Gati menjelaskan, pemanfaatan industri 4.0 di PT. Sinar Mulia Teknalum diterapkan melalui penggunaan sistem Enterprise Resource Planning (ERP).

“Implementasi sistem ini akan memudahkan dalam perencanaan dan pengelolaan sumber daya perusahaan serta mengintegrasikan semua divisi di dalam perusahaan,” tuturnya.

Selain itu, sistem ERP memungkinkan bagi perusahaan melakukan perencanaan produksi dengan lebih mudah, mendapatkan informasi efisiensi proses produksi, mengevaluasi kapasitas mesin, dan efektivitas tenaga kerja di lapangan.

“Hal ini berguna bagi IKM untuk dapat melakukan evaluasi dan pengembangan terhadap proses-proses yang belum efisien dan melihat ketercapaian visi dan misi perusahaan sebagai bentuk pemenuhan standar ISO 9001:2015,” papar Gati.
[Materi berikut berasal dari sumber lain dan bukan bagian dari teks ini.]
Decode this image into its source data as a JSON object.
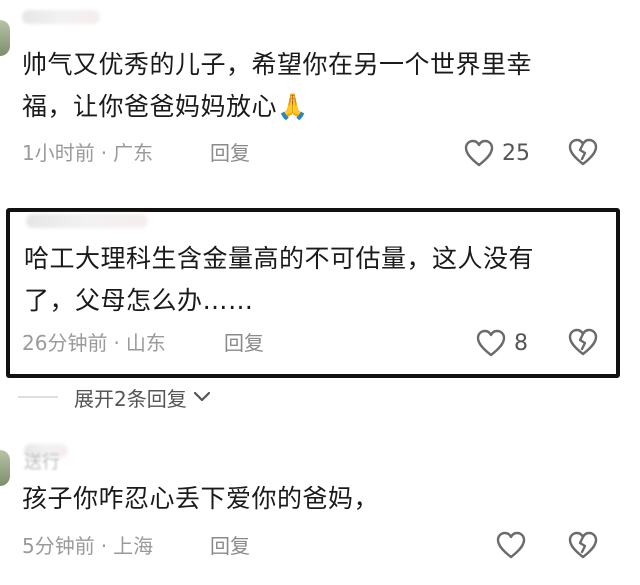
{
  "comments": [
    {
      "text_line1": "帅气又优秀的儿子，希望你在另一个世界里幸",
      "text_line2": "福，让你爸爸妈妈放心",
      "emoji": "🙏",
      "time": "1小时前",
      "location": "广东",
      "reply_label": "回复",
      "likes": "25"
    },
    {
      "text_line1": "哈工大理科生含金量高的不可估量，这人没有",
      "text_line2": "了，父母怎么办……",
      "time": "26分钟前",
      "location": "山东",
      "reply_label": "回复",
      "likes": "8",
      "expand_label": "展开2条回复"
    },
    {
      "username_partial": "送行",
      "text_line1": "孩子你咋忍心丢下爱你的爸妈，",
      "time": "5分钟前",
      "location": "上海",
      "reply_label": "回复"
    }
  ],
  "separator": "·",
  "icons": {
    "like": "heart-outline-icon",
    "dislike": "broken-heart-icon",
    "expand": "chevron-down-icon"
  },
  "colors": {
    "text": "#1a1a1a",
    "meta": "#9a9a9a",
    "highlight_border": "#111111"
  }
}
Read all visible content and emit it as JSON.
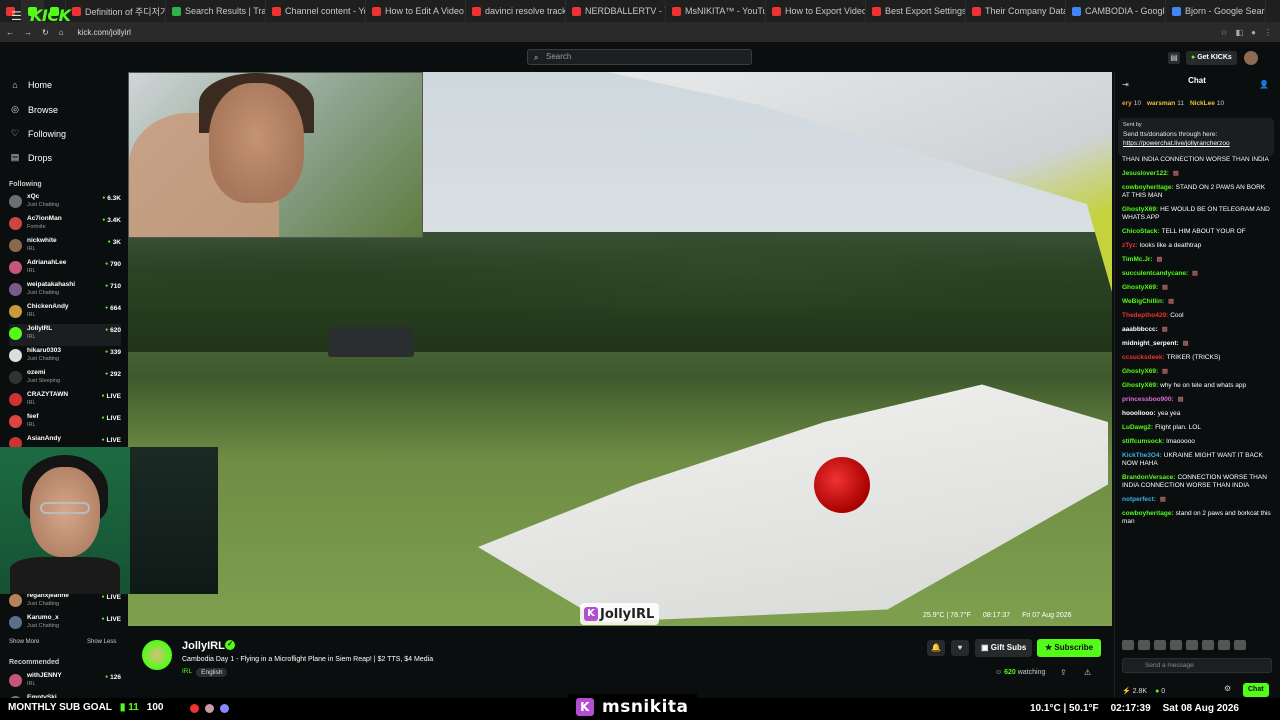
{
  "browser": {
    "tabs": [
      {
        "label": "",
        "color": "#e33"
      },
      {
        "label": "",
        "color": "#53fc18"
      },
      {
        "label": "",
        "color": "#53fc18"
      },
      {
        "label": "Definition of 주디저기",
        "color": "#e33"
      },
      {
        "label": "Search Results | Trainin",
        "color": "#2db34a"
      },
      {
        "label": "Channel content - YouT",
        "color": "#e33"
      },
      {
        "label": "How to Edit A Video in",
        "color": "#e33"
      },
      {
        "label": "davinci resolve track, n",
        "color": "#e33"
      },
      {
        "label": "NERDBALLERTV - YouT",
        "color": "#e33"
      },
      {
        "label": "MsNIKITA™ - YouTube",
        "color": "#e33"
      },
      {
        "label": "How to Export Videos",
        "color": "#e33"
      },
      {
        "label": "Best Export Settings in",
        "color": "#e33"
      },
      {
        "label": "Their Company Data is",
        "color": "#e33"
      },
      {
        "label": "CAMBODIA - Google S",
        "color": "#4285f4"
      },
      {
        "label": "Bjorn - Google Search",
        "color": "#4285f4"
      }
    ],
    "url": "kick.com/jollyirl"
  },
  "topnav": {
    "logo": "KICK",
    "search_placeholder": "Search",
    "get_kicks": "Get KICKs"
  },
  "sidebar": {
    "nav": [
      {
        "label": "Home",
        "icon": "home-icon"
      },
      {
        "label": "Browse",
        "icon": "compass-icon"
      },
      {
        "label": "Following",
        "icon": "heart-icon"
      },
      {
        "label": "Drops",
        "icon": "drops-icon"
      }
    ],
    "following_title": "Following",
    "following": [
      {
        "name": "xQc",
        "category": "Just Chatting",
        "viewers": "6.3K",
        "color": "#6a6f73"
      },
      {
        "name": "Ac7ionMan",
        "category": "Fortnite",
        "viewers": "3.4K",
        "color": "#c44"
      },
      {
        "name": "nickwhite",
        "category": "IRL",
        "viewers": "3K",
        "color": "#8a6a4a"
      },
      {
        "name": "AdrianahLee",
        "category": "IRL",
        "viewers": "790",
        "color": "#c7557a"
      },
      {
        "name": "weipatakahashi",
        "category": "Just Chatting",
        "viewers": "710",
        "color": "#7a5a8a"
      },
      {
        "name": "ChickenAndy",
        "category": "IRL",
        "viewers": "664",
        "color": "#c89a3a"
      },
      {
        "name": "JollyIRL",
        "category": "IRL",
        "viewers": "620",
        "color": "#53fc18"
      },
      {
        "name": "hikaru0303",
        "category": "Just Chatting",
        "viewers": "339",
        "color": "#ddd"
      },
      {
        "name": "ozemi",
        "category": "Just Sleeping",
        "viewers": "292",
        "color": "#333"
      },
      {
        "name": "CRAZYTAWN",
        "category": "IRL",
        "viewers": "LIVE",
        "color": "#c33"
      },
      {
        "name": "feef",
        "category": "IRL",
        "viewers": "LIVE",
        "color": "#d44"
      },
      {
        "name": "AsianAndy",
        "category": "",
        "viewers": "LIVE",
        "color": "#c33"
      }
    ],
    "following_tail": [
      {
        "name": "reganxjeanne",
        "category": "Just Chatting",
        "viewers": "LIVE",
        "color": "#b5835a"
      },
      {
        "name": "Karumo_x",
        "category": "Just Chatting",
        "viewers": "LIVE",
        "color": "#5a6f8a"
      }
    ],
    "show_more": "Show More",
    "show_less": "Show Less",
    "recommended_title": "Recommended",
    "recommended": [
      {
        "name": "withJENNY",
        "category": "IRL",
        "viewers": "126",
        "color": "#c7557a"
      },
      {
        "name": "EmptySki",
        "category": "",
        "viewers": "",
        "color": "#777"
      }
    ]
  },
  "player": {
    "watermark": "JollyIRL",
    "temp": "25.9°C | 78.7°F",
    "time": "08:17:37",
    "date": "Fri 07 Aug 2026"
  },
  "channel": {
    "name": "JollyIRL",
    "title": "Cambodia Day 1 - Flying in a Microflight Plane in Siem Reap! | $2 TTS, $4 Media",
    "category": "IRL",
    "language": "English",
    "gift_subs": "Gift Subs",
    "subscribe": "Subscribe",
    "watching_count": "620",
    "watching_label": "watching"
  },
  "chat": {
    "title": "Chat",
    "gifters": [
      {
        "name": "ery",
        "count": "10",
        "color": "#e9a33a"
      },
      {
        "name": "warsman",
        "count": "11",
        "color": "#e9c23a"
      },
      {
        "name": "NickLee",
        "count": "10",
        "color": "#e9c23a"
      }
    ],
    "pinned_sent_by": "Sent by",
    "pinned_text": "Send tts/donations through here:",
    "pinned_link": "https://powerchat.live/jollyrancherzoo",
    "messages": [
      {
        "user": "",
        "text": "THAN INDIA CONNECTION WORSE THAN INDIA",
        "color": "#fff"
      },
      {
        "user": "Jesuslover122:",
        "text": "",
        "color": "#53fc18"
      },
      {
        "user": "cowboyheritage:",
        "text": "STAND ON 2 PAWS AN BORK AT THIS MAN",
        "color": "#53fc18"
      },
      {
        "user": "GhostyX69:",
        "text": "HE WOULD BE ON TELEGRAM AND WHATS APP",
        "color": "#53fc18"
      },
      {
        "user": "ChicoStack:",
        "text": "TELL HIM ABOUT YOUR OF",
        "color": "#53fc18"
      },
      {
        "user": "zTyz:",
        "text": "looks like a deathtrap",
        "color": "#e33"
      },
      {
        "user": "TimMc.Jr:",
        "text": "",
        "color": "#53fc18"
      },
      {
        "user": "succulentcandycane:",
        "text": "",
        "color": "#53fc18"
      },
      {
        "user": "GhostyX69:",
        "text": "",
        "color": "#53fc18"
      },
      {
        "user": "WeBigChillin:",
        "text": "",
        "color": "#53fc18"
      },
      {
        "user": "Thedeptho429:",
        "text": "Cool",
        "color": "#e33"
      },
      {
        "user": "aaabbbccc:",
        "text": "",
        "color": "#fff"
      },
      {
        "user": "midnight_serpent:",
        "text": "",
        "color": "#fff"
      },
      {
        "user": "ccsucksdeek:",
        "text": "TRIKER (TRICKS)",
        "color": "#e33"
      },
      {
        "user": "GhostyX69:",
        "text": "",
        "color": "#53fc18"
      },
      {
        "user": "GhostyX69:",
        "text": "why he on tele and whats app",
        "color": "#53fc18"
      },
      {
        "user": "princessboo900:",
        "text": "",
        "color": "#e06ad8"
      },
      {
        "user": "hoooliooo:",
        "text": "yea yea",
        "color": "#fff"
      },
      {
        "user": "LuDawg2:",
        "text": "Flight plan. LOL",
        "color": "#53fc18"
      },
      {
        "user": "stiffcumsock:",
        "text": "lmaooooo",
        "color": "#53fc18"
      },
      {
        "user": "KickThe3O4:",
        "text": "UKRAINE MIGHT WANT IT BACK NOW HAHA",
        "color": "#3ab0e9"
      },
      {
        "user": "BrandonVersace:",
        "text": "CONNECTION WORSE THAN INDIA CONNECTION WORSE THAN INDIA",
        "color": "#53fc18"
      },
      {
        "user": "notperfect:",
        "text": "",
        "color": "#3ab0e9"
      },
      {
        "user": "cowboyheritage:",
        "text": "stand on 2 paws and borkcat this man",
        "color": "#53fc18"
      }
    ],
    "input_placeholder": "Send a message",
    "kicks_count": "2.8K",
    "zero_count": "0",
    "chat_button": "Chat"
  },
  "stream_overlay": {
    "sub_goal_label": "MONTHLY SUB GOAL",
    "sub_goal_current": "11",
    "sub_goal_target": "100",
    "streamer_name": "msnikita",
    "temp": "10.1°C | 50.1°F",
    "time": "02:17:39",
    "date": "Sat 08 Aug 2026"
  }
}
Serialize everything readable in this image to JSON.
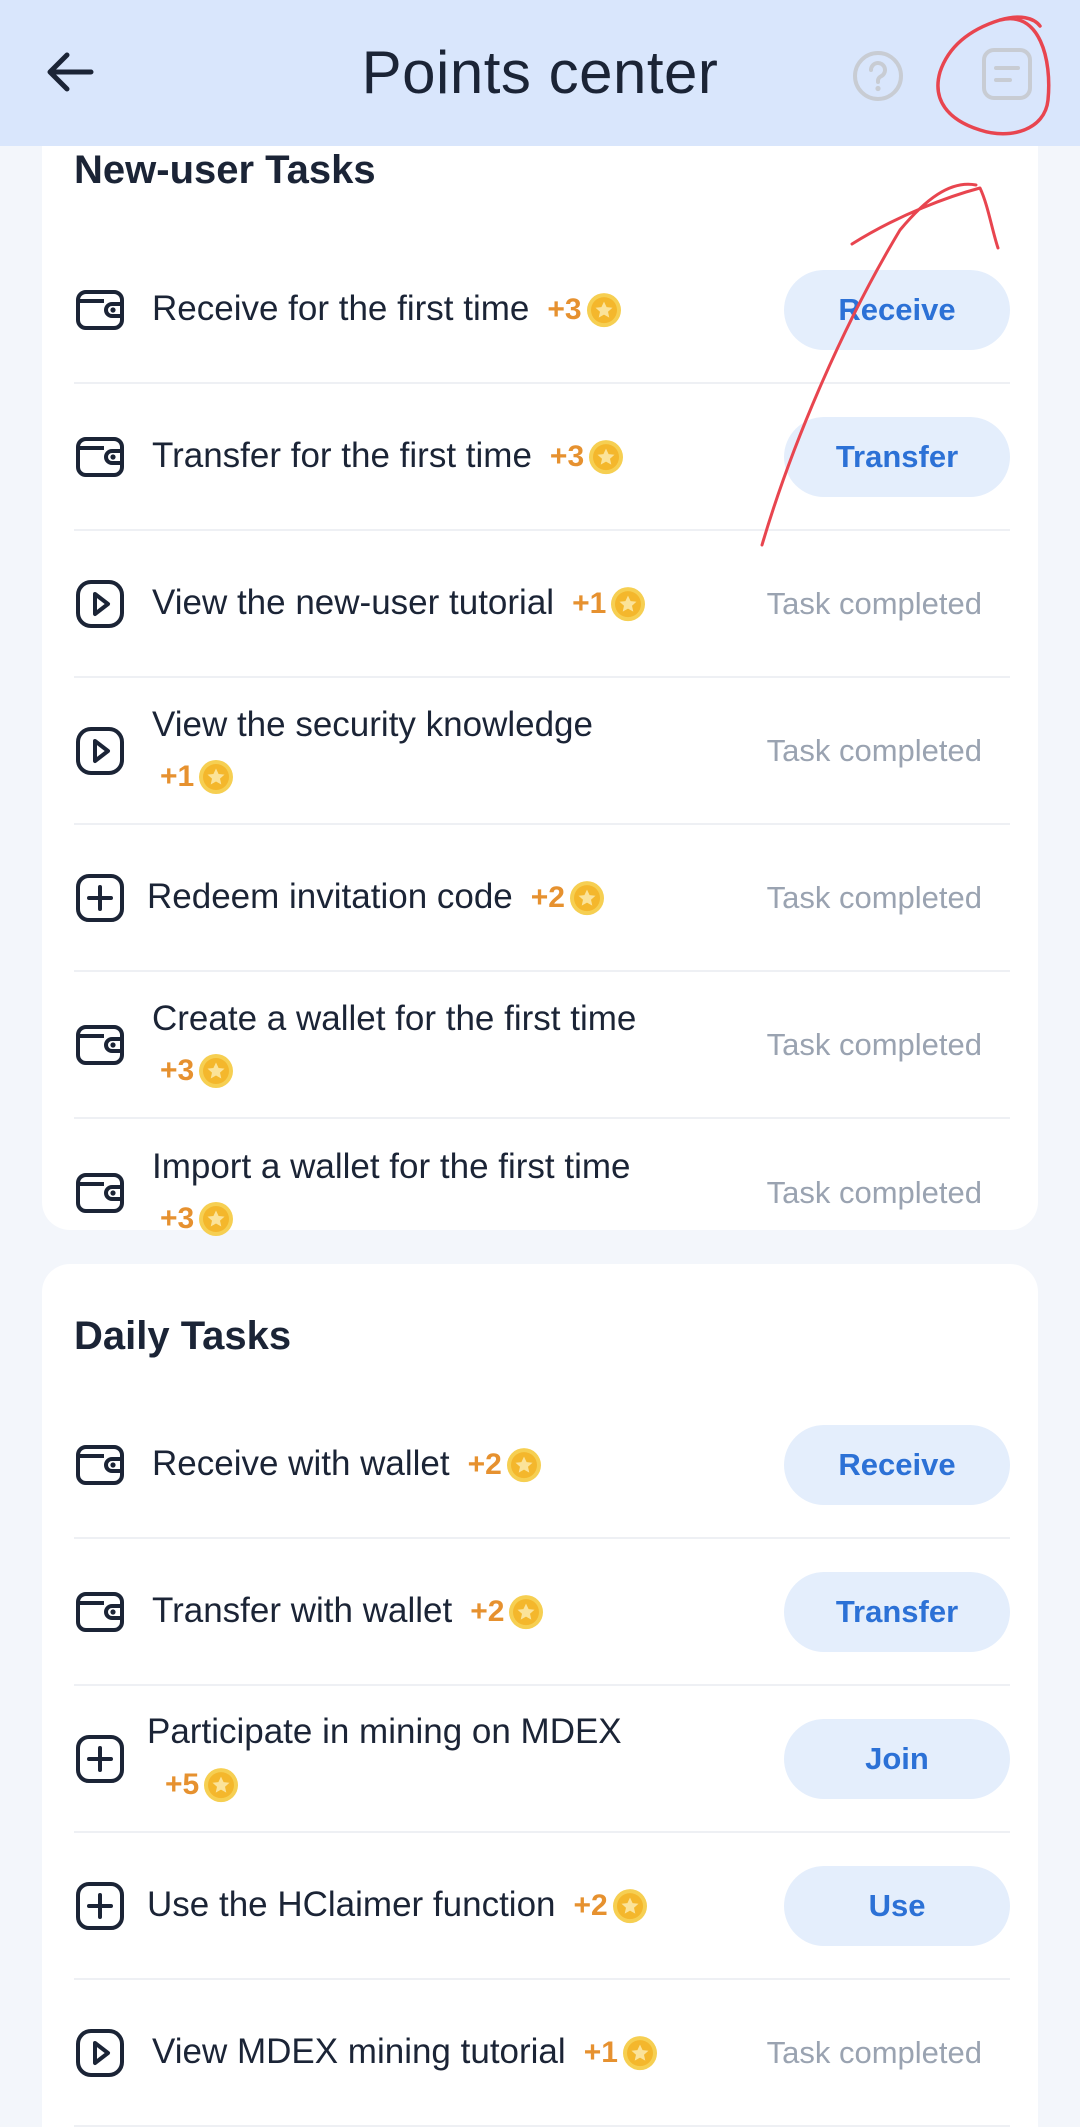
{
  "header": {
    "title": "Points center"
  },
  "new_user": {
    "title": "New-user Tasks",
    "tasks": [
      {
        "label": "Receive for the first time",
        "points": "+3",
        "action": "Receive"
      },
      {
        "label": "Transfer for the first time",
        "points": "+3",
        "action": "Transfer"
      },
      {
        "label": "View the new-user tutorial",
        "points": "+1",
        "status": "Task completed"
      },
      {
        "label": "View the security knowledge",
        "points": "+1",
        "status": "Task completed"
      },
      {
        "label": "Redeem invitation code",
        "points": "+2",
        "status": "Task completed"
      },
      {
        "label": "Create a wallet for the first time",
        "points": "+3",
        "status": "Task completed"
      },
      {
        "label": "Import a wallet for the first time",
        "points": "+3",
        "status": "Task completed"
      }
    ]
  },
  "daily": {
    "title": "Daily Tasks",
    "tasks": [
      {
        "label": "Receive with wallet",
        "points": "+2",
        "action": "Receive"
      },
      {
        "label": "Transfer with wallet",
        "points": "+2",
        "action": "Transfer"
      },
      {
        "label": "Participate in mining on MDEX",
        "points": "+5",
        "action": "Join"
      },
      {
        "label": "Use the HClaimer function",
        "points": "+2",
        "action": "Use"
      },
      {
        "label": "View MDEX mining tutorial",
        "points": "+1",
        "status": "Task completed"
      }
    ]
  },
  "colors": {
    "header_bg": "#d9e6fc",
    "accent": "#2c71d6",
    "points": "#e6912f",
    "annotation": "#e8454f"
  },
  "icons": [
    "back-arrow-icon",
    "help-icon",
    "records-icon",
    "wallet-icon",
    "play-icon",
    "plus-icon",
    "coin-star-icon",
    "annotation-circle",
    "annotation-arrow"
  ]
}
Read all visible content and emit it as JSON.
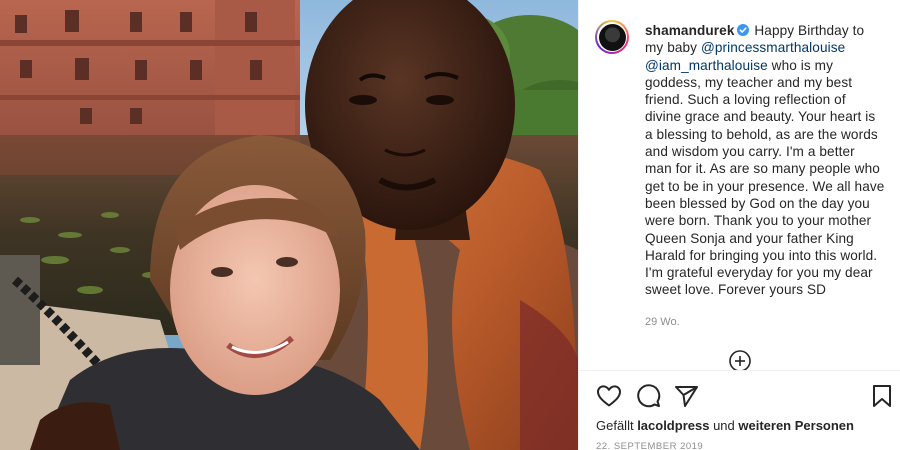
{
  "post": {
    "username": "shamandurek",
    "caption_intro": " Happy Birthday to my baby ",
    "mention_1": "@princessmarthalouise",
    "mention_2": "@iam_marthalouise",
    "caption_body": " who is my goddess, my teacher and my best friend. Such a loving reflection of divine grace and beauty. Your heart is a blessing to behold, as are the words and wisdom you carry. I'm a better man for it. As are so many people who get to be in your presence. We all have been blessed by God on the day you were born. Thank you to your mother Queen Sonja and your father King Harald for bringing you into this world. I'm grateful everyday for you my dear sweet love. Forever yours SD",
    "time_ago": "29 Wo.",
    "likes_prefix": "Gefällt ",
    "likes_user": "lacoldpress",
    "likes_middle": " und ",
    "likes_others": "weiteren Personen",
    "date": "22. SEPTEMBER 2019"
  },
  "icons": {
    "verified": "verified-badge-icon",
    "load_more": "plus-circle-icon",
    "like": "heart-icon",
    "comment": "comment-icon",
    "share": "paper-plane-icon",
    "save": "bookmark-icon"
  },
  "colors": {
    "verified": "#3897f0",
    "mention": "#00376b",
    "text": "#262626",
    "muted": "#8e8e8e"
  }
}
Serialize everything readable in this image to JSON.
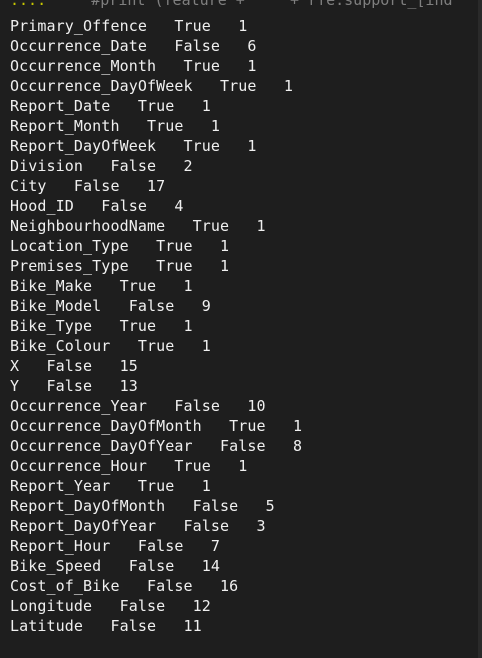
{
  "prompt": {
    "marker": "...:",
    "code": "     #print (feature + ' ' + rfe.support_[ind"
  },
  "rows": [
    "Primary_Offence   True   1",
    "Occurrence_Date   False   6",
    "Occurrence_Month   True   1",
    "Occurrence_DayOfWeek   True   1",
    "Report_Date   True   1",
    "Report_Month   True   1",
    "Report_DayOfWeek   True   1",
    "Division   False   2",
    "City   False   17",
    "Hood_ID   False   4",
    "NeighbourhoodName   True   1",
    "Location_Type   True   1",
    "Premises_Type   True   1",
    "Bike_Make   True   1",
    "Bike_Model   False   9",
    "Bike_Type   True   1",
    "Bike_Colour   True   1",
    "X   False   15",
    "Y   False   13",
    "Occurrence_Year   False   10",
    "Occurrence_DayOfMonth   True   1",
    "Occurrence_DayOfYear   False   8",
    "Occurrence_Hour   True   1",
    "Report_Year   True   1",
    "Report_DayOfMonth   False   5",
    "Report_DayOfYear   False   3",
    "Report_Hour   False   7",
    "Bike_Speed   False   14",
    "Cost_of_Bike   False   16",
    "Longitude   False   12",
    "Latitude   False   11"
  ]
}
Lebih lanjut, aplikasi ERP bisa menjadi salah satu solusi bagi pelaku usaha karena keuntungan yang didapat, antara lain memberikan informasi dengan waktu respons yang cepat, meningkatkan interaksi antar bagian dalam suatu organisasi, dan meningkatkan pengelolaan siklus pemesanan barang.

“Jadi, sistem ERP ini adalah sebuah sistem software yang dibutuhkan oleh setiap pengusaha, termasuk sektor IKM untuk bisa lebih mengembangkan bisnis dan usahanya secara profesional dan tepat guna, yang dapat mengintegrasikan dan mengotomatisasi proses bisnis,” imbuhnya.

Gati menyampaikan, pendampingan proyek percontohan implementasi industri 4.0 di PT Sinar Mulia Teknalum, juga berkolaborasi dengan startup dari PT Arkana Solusi Digital sebagai salah satu pemenang Startup4Industry yang telah mengintegrasikan sistem Manajemen Mutu ISO 9001:2015 pada modul ERP berbasis Oodo.

“Pada kondisi awal sebelum pendampingan pilot project ini, PT. Sinar Mulia Teknalum masih melakukan proses bisnis manual. Mulai dari proses pembelian bahan baku, penyimpanan inventaris, proses produksi, hingga proses penjualan dan pencatatan laporan keuangan,” sebutnya.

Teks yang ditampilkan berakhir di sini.